Four pathologies in catalyst and downside writing

Going deeper (optional). Up next: four common pathologies in catalysts-and-downside writing — an advanced aside you can skip on first pass and come back to anytime. Continue when you're curious.

Going Deeper -- four common pathologies in catalysts-and-downside writing. (1) Soft-pedaled downside: the bear-case number is set lazily 10-15% below current price because anything worse would make the trade unattractive; spot it by checking whether the author's bear-case assumptions are anywhere near the historical drawdowns in the sector. (2) Time-unbounded catalyst: "will re-rate at some point" lets the author claim a catalyst exists while never being wrong about timing; the right discipline is to name a window (e.g., 6-18 months) and revisit the position if the catalyst does not materialize. (3) Single-catalyst dependency: the entire thesis rests on one binary event (FDA approval, M&A announcement, earnings beat); the downside if that event fails is rarely sized correctly because the analyst is rooting for the outcome. (4) Asymmetry math hand-waved: the memo gives a price target without giving a downside, or gives both but never computes the ratio; the reader is left to do the work the memo should have done.

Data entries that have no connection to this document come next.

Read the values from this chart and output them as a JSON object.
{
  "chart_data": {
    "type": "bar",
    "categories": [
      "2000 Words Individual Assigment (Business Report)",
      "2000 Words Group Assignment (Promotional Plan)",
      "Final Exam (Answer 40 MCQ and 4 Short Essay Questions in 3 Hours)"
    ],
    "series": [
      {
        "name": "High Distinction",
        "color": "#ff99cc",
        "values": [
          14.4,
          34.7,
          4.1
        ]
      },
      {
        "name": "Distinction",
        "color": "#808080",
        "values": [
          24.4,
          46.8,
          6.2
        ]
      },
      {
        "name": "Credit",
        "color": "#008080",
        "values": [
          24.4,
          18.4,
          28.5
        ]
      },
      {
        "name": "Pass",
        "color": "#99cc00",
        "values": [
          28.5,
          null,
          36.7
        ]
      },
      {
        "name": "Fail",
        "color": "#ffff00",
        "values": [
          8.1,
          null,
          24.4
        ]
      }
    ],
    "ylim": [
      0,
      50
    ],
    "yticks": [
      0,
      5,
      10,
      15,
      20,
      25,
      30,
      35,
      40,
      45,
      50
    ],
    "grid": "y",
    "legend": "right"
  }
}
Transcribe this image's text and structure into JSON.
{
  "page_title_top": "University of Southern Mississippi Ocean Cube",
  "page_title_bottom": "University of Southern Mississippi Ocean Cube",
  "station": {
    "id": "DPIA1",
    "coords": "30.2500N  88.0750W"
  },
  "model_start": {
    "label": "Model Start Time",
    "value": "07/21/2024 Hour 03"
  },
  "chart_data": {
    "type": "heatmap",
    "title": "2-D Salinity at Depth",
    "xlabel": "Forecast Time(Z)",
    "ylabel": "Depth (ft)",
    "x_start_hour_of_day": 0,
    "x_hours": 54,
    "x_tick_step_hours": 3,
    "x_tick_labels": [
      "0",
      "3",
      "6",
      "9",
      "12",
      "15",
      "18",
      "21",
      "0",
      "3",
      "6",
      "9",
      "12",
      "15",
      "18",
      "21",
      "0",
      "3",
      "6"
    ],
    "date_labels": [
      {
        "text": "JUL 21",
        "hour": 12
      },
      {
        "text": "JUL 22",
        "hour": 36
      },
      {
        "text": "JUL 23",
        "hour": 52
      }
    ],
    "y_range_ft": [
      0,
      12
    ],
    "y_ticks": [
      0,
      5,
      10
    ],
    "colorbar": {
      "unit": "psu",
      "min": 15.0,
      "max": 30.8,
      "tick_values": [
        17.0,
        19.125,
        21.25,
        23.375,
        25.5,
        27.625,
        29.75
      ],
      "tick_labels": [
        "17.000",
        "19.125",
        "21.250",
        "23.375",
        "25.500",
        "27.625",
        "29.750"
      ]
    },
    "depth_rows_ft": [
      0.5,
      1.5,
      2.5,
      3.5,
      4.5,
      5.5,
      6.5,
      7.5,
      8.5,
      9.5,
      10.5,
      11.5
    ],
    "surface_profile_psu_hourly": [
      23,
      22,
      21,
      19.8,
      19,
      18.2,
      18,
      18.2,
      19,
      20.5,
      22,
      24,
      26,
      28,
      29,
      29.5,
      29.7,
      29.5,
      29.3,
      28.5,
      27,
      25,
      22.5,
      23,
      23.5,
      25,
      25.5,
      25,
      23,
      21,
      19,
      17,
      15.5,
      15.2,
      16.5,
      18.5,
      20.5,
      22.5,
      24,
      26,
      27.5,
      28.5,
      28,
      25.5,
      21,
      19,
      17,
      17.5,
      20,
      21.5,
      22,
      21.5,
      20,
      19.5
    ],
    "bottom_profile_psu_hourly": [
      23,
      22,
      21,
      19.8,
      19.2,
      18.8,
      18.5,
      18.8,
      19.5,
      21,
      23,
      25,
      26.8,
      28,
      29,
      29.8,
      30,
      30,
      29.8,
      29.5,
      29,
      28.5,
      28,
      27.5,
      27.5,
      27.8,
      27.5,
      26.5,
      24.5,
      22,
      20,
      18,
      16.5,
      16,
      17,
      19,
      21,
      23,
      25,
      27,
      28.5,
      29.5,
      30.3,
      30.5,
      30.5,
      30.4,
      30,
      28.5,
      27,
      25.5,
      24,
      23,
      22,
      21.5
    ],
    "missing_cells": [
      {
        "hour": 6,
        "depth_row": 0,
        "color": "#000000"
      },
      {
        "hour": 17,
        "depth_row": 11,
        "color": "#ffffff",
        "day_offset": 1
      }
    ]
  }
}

AI prompt for self-review: "Given this investment memo's bull case and bear case, compute the asymmetry ratio and assess whether the position-sizing implied by the memo is consistent with that ratio." The next module covers valuation triangulation -- the three-method discipline that produces the bull and bear price targets themselves.

Check your understanding

Sit with the ideas.

You are evaluating two investment memos on different stocks. Memo A projects $50 upside (50% return) from a current price of $100; the author lists three risks in boilerplate language and notes the stock "could decline modestly" in adverse scenarios. Memo B projects $30 upside (30% return) from a current price of $100; the author quantifies the downside at $80 (a 20% loss) in their bear case and explicitly compares the bull-bear asymmetry. Which memo's framework is more decision-useful, and why?